From Duke University Medical Center
Relief of poverty linked to improvement in some childhood psychiatric symptoms DURHAM, N.C. -- Relief of poverty appears to be associated with improvement in symptoms of behavioral psychiatric disorders in children, such as problem conduct and "oppositional defiant disorder" (ODD), according to researchers at Duke University Medical Center. However, relief of poverty resulted in little change in symptoms of emotional disorders like depression and anxiety, they found.
Conduct disorders are characterized by patterns of behavior in which either the basic rights of others or societal norms or rules are violated. ODD manifests itself as a persistent pattern of disobedient, negativistic, and provocative opposition to authority figures and is characterized by temper tantrums, violation of rules, argumentativeness and stubbornness.
The study results appear in the Oct. 15, 2003, issue of The Journal of the American Medical Association.
"The association between poverty and mental illness is well-known, but not well understood," said lead study author E. Jane Costello, Ph.D., professor of child and adolescent psychiatry at Duke University Medical Center. "There are two competing theories about this. One is that some people are held down in poverty by social pressures such as discrimination or stress. Another suggests that mental illness makes people less able to function well in society, so they tend to be poorer.
"But how do you decide which is caused by what factors? Children cannot easily be assigned to poverty or non-poverty at birth. Likewise, when you observe people who move out of poverty, their natural competence in overcoming their social condition could also help parents to overcome children's behavior problems."
The research effort began when Costello and her colleagues noticed that their study of psychiatric disorders and drug abuse within a rural community near a Cherokee reservation included one group of people who had risen out of poverty, thanks to new income from a recently opened gaming casino. Tribal leaders had decided to share casino revenue, in the form of an annual income supplement, among each member of the Cherokee reservation.
Costello and her colleagues decided to explore whether the casino revenue would affect symptoms of psychiatric disorders in children of this community.

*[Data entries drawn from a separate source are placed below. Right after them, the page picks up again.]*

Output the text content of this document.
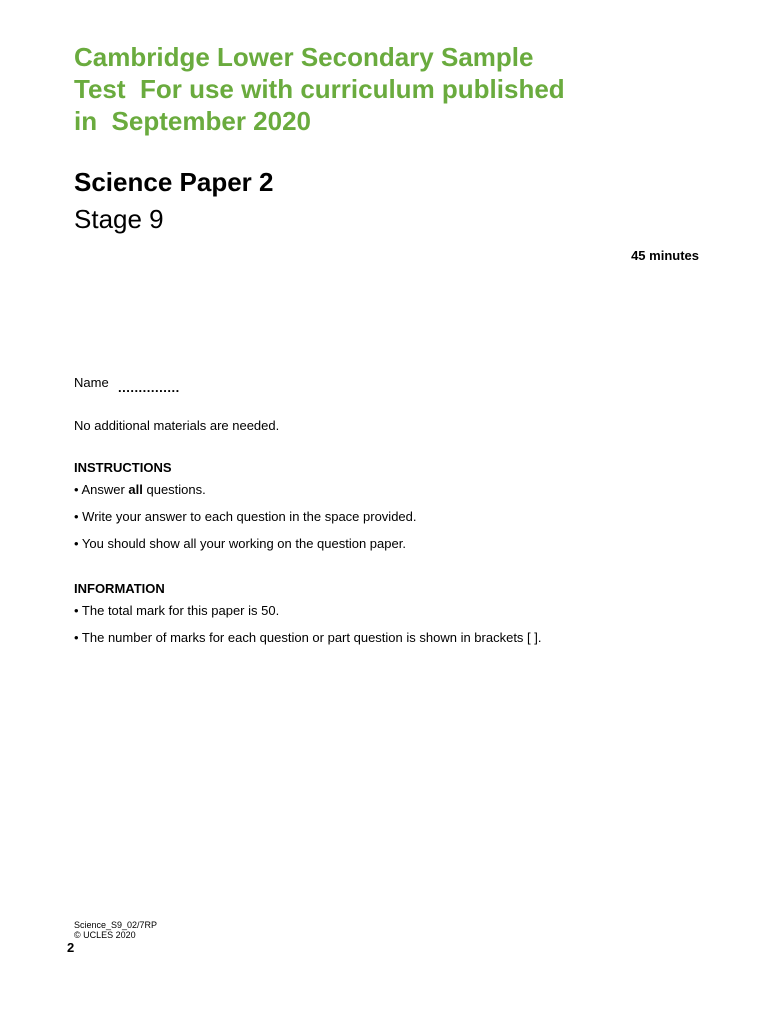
Cambridge Lower Secondary Sample
Test  For use with curriculum published
in  September 2020
Science Paper 2
Stage 9
45 minutes
Name ...............
No additional materials are needed.
INSTRUCTIONS
• Answer all questions.
• Write your answer to each question in the space provided.
• You should show all your working on the question paper.
INFORMATION
• The total mark for this paper is 50.
• The number of marks for each question or part question is shown in brackets [ ].
Science_S9_02/7RP
© UCLES 2020
2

The researchers examined the mental health of 1,420 children, 350 of them American Indians, over an eight-year period. The researchers theorized that if family poverty leads to specific emotional and behavioral problems in children, then removal of poverty should lead to improvement or disappearance of symptoms.
The children, ranging in age from 9 to 13, were given annual psychiatric assessments. One-quarter of the sample were Native American, and the remaining were predominantly white. Once the income supplements began, 14 percent of families in the study sample moved out of poverty as their income level rose above the federal poverty line. Fifty-three percent of families remained poor and 32 percent were never poor during the duration of the study. The psychiatric symptoms in the never-poor, persistently poor, and formerly poor children were compared for the four years before and after the casino opened.
The researchers discovered that moving out of poverty was associated with a decrease in frequency of psychiatric symptoms over the ensuing four years. By the fourth year, the psychiatric symptom level was the same among children whose families moved out of poverty as it was among children whose families were never poor. Adding to the income of never-poor families had no effect on frequency of behavioral or emotional symptoms.
The researchers further noted that relieving poverty seemed to increase the level of parental supervision among some groups. According to Costello, parental supervision is a variable that could also explain the overall decrease of psychiatric symptoms.
"We measured parental supervision levels before and after the opening of the casino," Costello explained. "We know that parental supervision naturally decreases as children get older, but we discovered that parental supervision decreased less in the group that moved from poverty to non-poverty than it did in the group that remained poor."
Exploratory analysis suggested that the quality of parental supervision was linked to parents' sense of time pressure. Although the casino income did not lead parents to cut down on their working hours, it did seem to help them feel less "pressured," which may have helped them to devote more attention to what their teenagers were doing, the researchers said.
The research was funded by the National Institute of Mental Health, the National Institute on Drug Abuse, and the William T. Grant Foundation.